J’ai été bloqué par la partie “vous retirez l’astrologie de l’astrologie”, mais peut-être que le problème est justement un peu là ? Utiliser l’astrologie non pas comme une “loi de la nature”, mais comme un langage métaphorique qui n’est pas étranger à l’expérience humaine. Si les positions des planètes ne sont pas une cause, mais un reflet — ce qui est le cas pour de nombreux utilisateurs — alors nous ne parlons pas ici de “cause à effet”, mais d’“interprétation”. Peut-être que nous restreignons la définition de ce que nous appelons la rigueur ?
Si vous utilisez la position des planètes comme un “miroir”, alors c’est entièrement un sous-produit de la perception humaine. Ici, vous ne faites toujours pas référence à une cause externe, vous créez simplement une pratique d’interprétation. Alors, pourquoi, dans ce cas, devez-vous absolument inclure le ciel dans cette interprétation ? N’existe-t-il pas d’innombrables autres métaphores pouvant remplir la même fonction ?

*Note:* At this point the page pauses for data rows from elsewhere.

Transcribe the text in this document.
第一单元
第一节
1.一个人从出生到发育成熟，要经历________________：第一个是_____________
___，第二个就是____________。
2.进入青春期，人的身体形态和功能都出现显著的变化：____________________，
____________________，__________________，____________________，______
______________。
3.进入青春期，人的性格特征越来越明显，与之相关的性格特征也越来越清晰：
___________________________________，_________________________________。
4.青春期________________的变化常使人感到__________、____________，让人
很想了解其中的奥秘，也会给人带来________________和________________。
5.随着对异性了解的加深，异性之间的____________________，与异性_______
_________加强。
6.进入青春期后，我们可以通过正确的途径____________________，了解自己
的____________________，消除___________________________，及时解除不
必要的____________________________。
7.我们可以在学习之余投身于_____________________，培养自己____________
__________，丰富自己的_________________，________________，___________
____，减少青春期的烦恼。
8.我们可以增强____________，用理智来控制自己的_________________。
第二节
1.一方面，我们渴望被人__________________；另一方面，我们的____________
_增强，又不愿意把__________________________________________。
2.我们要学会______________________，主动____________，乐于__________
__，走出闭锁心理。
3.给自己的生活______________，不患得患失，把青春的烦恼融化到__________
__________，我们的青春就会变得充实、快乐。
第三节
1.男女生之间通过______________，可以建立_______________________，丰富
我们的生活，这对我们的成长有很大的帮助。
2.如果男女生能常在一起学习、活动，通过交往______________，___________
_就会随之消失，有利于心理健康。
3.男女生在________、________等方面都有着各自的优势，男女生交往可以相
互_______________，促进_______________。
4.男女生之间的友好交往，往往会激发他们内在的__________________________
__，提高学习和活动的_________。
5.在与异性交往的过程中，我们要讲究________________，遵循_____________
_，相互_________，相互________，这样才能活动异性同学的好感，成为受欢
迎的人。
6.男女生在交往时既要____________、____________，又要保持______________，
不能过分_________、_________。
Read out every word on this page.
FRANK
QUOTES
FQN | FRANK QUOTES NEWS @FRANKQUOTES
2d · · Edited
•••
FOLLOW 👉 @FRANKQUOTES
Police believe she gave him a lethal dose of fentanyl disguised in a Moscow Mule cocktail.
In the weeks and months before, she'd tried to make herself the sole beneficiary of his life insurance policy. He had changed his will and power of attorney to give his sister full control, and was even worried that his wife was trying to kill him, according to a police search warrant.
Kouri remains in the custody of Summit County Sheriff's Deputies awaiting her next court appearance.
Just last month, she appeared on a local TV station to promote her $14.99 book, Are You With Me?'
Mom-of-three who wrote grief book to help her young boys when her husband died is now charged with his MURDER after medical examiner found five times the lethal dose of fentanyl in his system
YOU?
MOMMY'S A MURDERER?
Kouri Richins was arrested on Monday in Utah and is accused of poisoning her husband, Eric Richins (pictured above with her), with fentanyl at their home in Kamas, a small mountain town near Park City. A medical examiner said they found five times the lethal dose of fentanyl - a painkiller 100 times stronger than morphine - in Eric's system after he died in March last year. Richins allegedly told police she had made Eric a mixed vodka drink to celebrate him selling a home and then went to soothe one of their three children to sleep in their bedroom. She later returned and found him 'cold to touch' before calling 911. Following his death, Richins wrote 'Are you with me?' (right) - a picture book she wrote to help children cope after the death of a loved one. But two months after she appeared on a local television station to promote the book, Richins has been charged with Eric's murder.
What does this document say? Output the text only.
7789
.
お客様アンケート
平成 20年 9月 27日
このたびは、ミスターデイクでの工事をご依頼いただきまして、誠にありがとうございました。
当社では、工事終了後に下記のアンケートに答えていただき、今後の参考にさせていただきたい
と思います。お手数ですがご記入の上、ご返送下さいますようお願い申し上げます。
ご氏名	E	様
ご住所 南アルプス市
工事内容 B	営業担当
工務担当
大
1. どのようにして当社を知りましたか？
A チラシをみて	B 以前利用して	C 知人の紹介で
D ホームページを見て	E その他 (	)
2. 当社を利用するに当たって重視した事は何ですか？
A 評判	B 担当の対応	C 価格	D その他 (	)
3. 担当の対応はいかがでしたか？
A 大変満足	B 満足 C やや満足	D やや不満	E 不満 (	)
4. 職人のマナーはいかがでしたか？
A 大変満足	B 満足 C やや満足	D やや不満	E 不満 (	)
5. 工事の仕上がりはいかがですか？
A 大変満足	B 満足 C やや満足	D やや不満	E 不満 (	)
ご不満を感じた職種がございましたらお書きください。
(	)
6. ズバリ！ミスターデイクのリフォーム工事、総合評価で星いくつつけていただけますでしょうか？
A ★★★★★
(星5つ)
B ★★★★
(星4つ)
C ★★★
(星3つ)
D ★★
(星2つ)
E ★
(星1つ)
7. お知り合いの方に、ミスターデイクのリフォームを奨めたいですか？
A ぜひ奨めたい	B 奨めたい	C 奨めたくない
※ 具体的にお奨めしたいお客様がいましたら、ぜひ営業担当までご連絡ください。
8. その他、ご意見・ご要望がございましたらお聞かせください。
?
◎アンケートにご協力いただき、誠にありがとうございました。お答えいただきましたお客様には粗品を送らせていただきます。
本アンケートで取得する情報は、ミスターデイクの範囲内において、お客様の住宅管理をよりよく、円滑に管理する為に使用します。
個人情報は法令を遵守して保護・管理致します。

Vous devez absolument inclure le ciel, car c’est le but de l’astrologie. Donc, la question “pourquoi utiliser les planètes” est comme demander pourquoi on utilise un ballon au football. Vous pourriez trouver une alternative qui remplit la fonction, mais ce serait un autre jeu. De toute façon, si nous les utilisons comme symboles, la vraie question est : pourquoi les gens sont-ils si attachés à ces symboles en particulier ?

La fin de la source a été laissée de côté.